- Court: Court of Appeal of New Zealand
- Full case name: ANGELA MARIE DUNLEA First Appellant TRAVIS RAYMOND HARDIE Second Appellant MELISSA ROCHELLE DUNLEA Third Appellant BILLIE JOEL MALCOLM TE WHAKE Fourth Appellant GRAEME NOEL BUXTON Fifth Appellant RONALD GEORGE GRAHAM Sixth Appellant v Attorney-General
- Decided: 14 June 2000
- Citation: [2000] NZCA 84; [2000] 3 NZLR 136; (2000) 18 CRNZ 1; (2000) 5 HRNZ 707
- Transcript: Court of Appeal judgment

Court membership
- Judges sitting: Richardson J, Gault J, Thomas J, Keith J, Blanchard J

Keywords
- negligence

= Dunlea v Attorney-General =

Dunlea v Attorney-General [2000] NZCA 84; [2000] 3 NZLR 136; (2000) 18 CRNZ 1; (2000) 5 HRNZ 707 is a cited case in New Zealand regarding breaches of Bill of Rights Act civil claims in tort

==Background==
The police were looking for a suspect that had just committed an armed robbery. Police were told that he lived in the "back flat" of an address, and a search warrant was duly drafted. However, when they came to the address, it was hard to determine which was the "back flat", which was unfortunate for the 3 occupants of the front flat, as well as their 3 visitors.

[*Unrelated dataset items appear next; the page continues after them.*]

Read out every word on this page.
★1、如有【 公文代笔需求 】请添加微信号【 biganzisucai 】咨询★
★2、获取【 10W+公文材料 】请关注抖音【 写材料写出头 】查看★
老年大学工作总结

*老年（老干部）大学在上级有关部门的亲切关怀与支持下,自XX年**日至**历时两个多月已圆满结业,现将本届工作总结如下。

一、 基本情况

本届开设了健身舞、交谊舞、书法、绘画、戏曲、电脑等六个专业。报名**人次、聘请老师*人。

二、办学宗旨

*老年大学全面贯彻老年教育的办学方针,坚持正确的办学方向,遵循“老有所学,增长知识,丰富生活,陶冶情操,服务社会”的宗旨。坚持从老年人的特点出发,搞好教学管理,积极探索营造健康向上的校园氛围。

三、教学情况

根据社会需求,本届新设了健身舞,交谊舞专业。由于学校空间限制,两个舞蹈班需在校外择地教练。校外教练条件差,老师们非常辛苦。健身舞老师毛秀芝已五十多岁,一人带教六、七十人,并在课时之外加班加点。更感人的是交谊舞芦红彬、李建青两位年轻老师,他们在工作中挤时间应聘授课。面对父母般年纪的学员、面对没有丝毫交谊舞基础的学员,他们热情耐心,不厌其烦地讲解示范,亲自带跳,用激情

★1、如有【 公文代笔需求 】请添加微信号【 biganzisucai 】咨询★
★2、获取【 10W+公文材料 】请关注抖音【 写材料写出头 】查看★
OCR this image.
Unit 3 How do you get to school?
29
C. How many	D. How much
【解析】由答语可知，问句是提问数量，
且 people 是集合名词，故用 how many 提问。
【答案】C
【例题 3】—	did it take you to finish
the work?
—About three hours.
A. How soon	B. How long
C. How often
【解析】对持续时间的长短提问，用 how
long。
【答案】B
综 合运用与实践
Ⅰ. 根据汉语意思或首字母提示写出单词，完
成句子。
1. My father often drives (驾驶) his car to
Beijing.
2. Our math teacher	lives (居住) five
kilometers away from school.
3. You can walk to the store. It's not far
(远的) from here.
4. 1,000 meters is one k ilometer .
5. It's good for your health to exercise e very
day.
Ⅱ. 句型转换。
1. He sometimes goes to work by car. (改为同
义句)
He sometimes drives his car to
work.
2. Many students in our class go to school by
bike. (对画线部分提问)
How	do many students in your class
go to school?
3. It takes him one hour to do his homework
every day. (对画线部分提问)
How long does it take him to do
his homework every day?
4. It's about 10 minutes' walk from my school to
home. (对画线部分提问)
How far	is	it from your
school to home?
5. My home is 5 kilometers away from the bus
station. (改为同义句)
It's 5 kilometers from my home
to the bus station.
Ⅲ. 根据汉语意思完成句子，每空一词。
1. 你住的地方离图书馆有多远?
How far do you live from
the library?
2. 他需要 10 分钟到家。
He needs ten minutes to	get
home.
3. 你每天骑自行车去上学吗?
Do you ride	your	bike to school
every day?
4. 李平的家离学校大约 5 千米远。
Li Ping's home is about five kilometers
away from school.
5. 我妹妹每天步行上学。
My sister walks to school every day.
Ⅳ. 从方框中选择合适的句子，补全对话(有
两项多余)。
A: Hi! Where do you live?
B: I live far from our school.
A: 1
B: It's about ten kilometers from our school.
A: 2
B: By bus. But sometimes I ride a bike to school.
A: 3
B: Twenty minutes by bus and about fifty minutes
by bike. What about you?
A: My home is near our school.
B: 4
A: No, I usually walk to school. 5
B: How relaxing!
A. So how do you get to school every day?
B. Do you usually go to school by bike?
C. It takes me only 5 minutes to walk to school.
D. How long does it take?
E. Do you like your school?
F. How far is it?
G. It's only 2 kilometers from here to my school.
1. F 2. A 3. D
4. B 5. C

The 6 occupants had firearms pointed at them, searched, and forced to lay on the ground, while the police proceeded to arrest the armed robbery suspect who was in the other flat. The parties sued the police for breaching the Bill of Rights Act, for unlawful search and detention. The police defended the matter claiming section 71 of the Arms Act immunized them here.

==Decision==
The Court of Appeal, sitting as a bench of five, ruled that they had been subject to unlawful detention, awarding B $18,000 and G $16,000. The court did however reverse the previous awarding of exemplary costs.